その展示や収蔵のためのメイン施設であり、また、子どもを含む町民の方々が、写真に関連する発表や展示ができたりと、様々な形で、広く活動や交流ができる、東川らしい施設になっている。
改修に当たっては、町の担当課長さんが、展示器具、コンセントの位置、サイン、建具の高さなど、細部にわたって、展示する作品や写真家の立場、鑑賞するゲスト、そして裏で支えるスタッフや職員のことを深く考え、こだわり抜いて整備したことは、先日、話を聞いて驚いた。

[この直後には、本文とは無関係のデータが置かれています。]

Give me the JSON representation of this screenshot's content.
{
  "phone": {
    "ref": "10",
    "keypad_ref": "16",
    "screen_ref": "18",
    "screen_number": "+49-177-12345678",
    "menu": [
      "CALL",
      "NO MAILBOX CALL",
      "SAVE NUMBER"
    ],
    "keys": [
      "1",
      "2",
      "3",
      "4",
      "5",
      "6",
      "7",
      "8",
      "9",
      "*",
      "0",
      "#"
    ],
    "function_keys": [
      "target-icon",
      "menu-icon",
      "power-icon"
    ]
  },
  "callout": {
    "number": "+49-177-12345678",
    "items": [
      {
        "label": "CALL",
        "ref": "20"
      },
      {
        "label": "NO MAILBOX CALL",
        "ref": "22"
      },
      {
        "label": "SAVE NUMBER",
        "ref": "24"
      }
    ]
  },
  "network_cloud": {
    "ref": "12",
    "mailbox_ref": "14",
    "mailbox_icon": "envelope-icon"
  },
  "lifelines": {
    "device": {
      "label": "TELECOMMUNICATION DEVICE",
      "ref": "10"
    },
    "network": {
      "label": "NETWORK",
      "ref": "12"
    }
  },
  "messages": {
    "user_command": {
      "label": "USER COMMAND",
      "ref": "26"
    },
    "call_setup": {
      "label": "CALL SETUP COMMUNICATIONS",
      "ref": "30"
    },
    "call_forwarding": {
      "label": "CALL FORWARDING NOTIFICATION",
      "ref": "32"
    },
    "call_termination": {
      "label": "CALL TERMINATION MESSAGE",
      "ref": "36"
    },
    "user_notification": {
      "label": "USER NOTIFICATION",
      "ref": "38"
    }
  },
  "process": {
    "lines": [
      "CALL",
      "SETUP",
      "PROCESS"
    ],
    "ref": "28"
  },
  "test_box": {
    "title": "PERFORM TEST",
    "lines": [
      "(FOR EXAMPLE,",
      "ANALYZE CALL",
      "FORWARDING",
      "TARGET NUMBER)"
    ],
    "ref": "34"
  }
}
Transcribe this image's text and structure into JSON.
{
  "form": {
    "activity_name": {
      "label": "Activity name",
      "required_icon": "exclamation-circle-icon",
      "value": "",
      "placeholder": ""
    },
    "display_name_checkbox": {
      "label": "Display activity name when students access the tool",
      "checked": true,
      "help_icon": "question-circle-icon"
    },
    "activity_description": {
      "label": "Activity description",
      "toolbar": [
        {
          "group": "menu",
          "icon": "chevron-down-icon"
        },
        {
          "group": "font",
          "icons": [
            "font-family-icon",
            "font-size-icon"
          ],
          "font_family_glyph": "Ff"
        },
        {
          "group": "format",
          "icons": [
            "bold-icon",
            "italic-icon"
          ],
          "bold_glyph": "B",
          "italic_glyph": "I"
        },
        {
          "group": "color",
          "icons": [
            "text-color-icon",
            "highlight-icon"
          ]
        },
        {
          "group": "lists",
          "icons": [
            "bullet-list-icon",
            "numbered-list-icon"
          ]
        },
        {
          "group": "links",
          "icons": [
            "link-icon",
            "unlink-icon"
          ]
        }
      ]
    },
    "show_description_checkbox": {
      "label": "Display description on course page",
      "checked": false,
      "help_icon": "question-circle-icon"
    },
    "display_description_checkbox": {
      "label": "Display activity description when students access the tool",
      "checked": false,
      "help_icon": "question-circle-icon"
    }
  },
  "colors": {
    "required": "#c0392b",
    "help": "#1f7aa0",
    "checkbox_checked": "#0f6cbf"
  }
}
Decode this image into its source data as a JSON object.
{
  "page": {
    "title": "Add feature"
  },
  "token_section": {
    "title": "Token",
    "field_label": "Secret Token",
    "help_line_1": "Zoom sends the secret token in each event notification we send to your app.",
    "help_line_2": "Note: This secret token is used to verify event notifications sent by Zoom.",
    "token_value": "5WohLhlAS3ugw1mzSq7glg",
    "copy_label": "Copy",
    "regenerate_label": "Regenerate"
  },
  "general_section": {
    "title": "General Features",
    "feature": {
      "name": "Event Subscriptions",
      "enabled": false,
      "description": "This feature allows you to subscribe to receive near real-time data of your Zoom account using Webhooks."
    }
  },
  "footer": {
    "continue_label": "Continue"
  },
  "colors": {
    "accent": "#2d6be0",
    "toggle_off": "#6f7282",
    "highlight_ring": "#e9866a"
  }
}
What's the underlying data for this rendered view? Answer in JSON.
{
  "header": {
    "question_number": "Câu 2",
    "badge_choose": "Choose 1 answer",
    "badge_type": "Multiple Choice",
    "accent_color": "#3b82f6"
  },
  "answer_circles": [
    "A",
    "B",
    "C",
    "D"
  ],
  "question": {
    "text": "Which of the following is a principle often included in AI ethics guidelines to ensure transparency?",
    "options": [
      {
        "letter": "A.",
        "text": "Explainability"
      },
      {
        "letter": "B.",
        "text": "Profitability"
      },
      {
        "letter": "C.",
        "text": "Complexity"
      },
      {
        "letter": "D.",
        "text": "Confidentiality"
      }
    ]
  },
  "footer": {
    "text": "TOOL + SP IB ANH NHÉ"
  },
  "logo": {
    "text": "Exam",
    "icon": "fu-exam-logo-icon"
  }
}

中に入ったときの、厳かで、でも、スタイリッシュな感じは、実際に来てみて、体験しないとわからないだろうな、そんなことを考えさせられるくらい、夜中の「文化ギャラリー」は、とても「写真映りがいい」と思った。
「文化ギャラリー」からぐるっと回り込み、町役場の前で、また車を停める。
役場の建物の中には、人影はなく、灯だけが輝いている。
ここの役場は、昼間は結構車が多く、駐車スペースに停められなかった車が、庁舎に横付けするように並ぶ光景は、日常茶飯事だ。
この間、定点観測のように見ていると、旭川ナンバーの大半は、地元の町民さんが、役場の窓口に、何かの手続きとか、相談で訪れているのだろう。
でも意外と、旭川ナンバー以外の車や、レンタカーナンバーも見かけることが多いので、外から商談や打ち合わせに来ている人が、結構いるということが想像できる。
それが、このまちの元気や賑わいの源であり、移住者が多く、人口が維持できていることの、表れになっているのだろう。
しかし、さすがに今の時間は、音が消え、動くものは何もない。
写真を撮るために、この間頻繁に、窓を開けたり閉めたりしているので、車の中がいつまでたっても温まらず、体の芯からどんどん冷たくなっていく。
「さて、もうそろそろ帰ろうかな」
そう心の中でつぶやいた時、じっと待っていたかのような「トナカイ」が、目の前に現れた。
時計を見ると、12時を少し回っている。
クリスマスイブがやってきた。
頭の中で、山下達郎の曲が、大音量で流れ出した。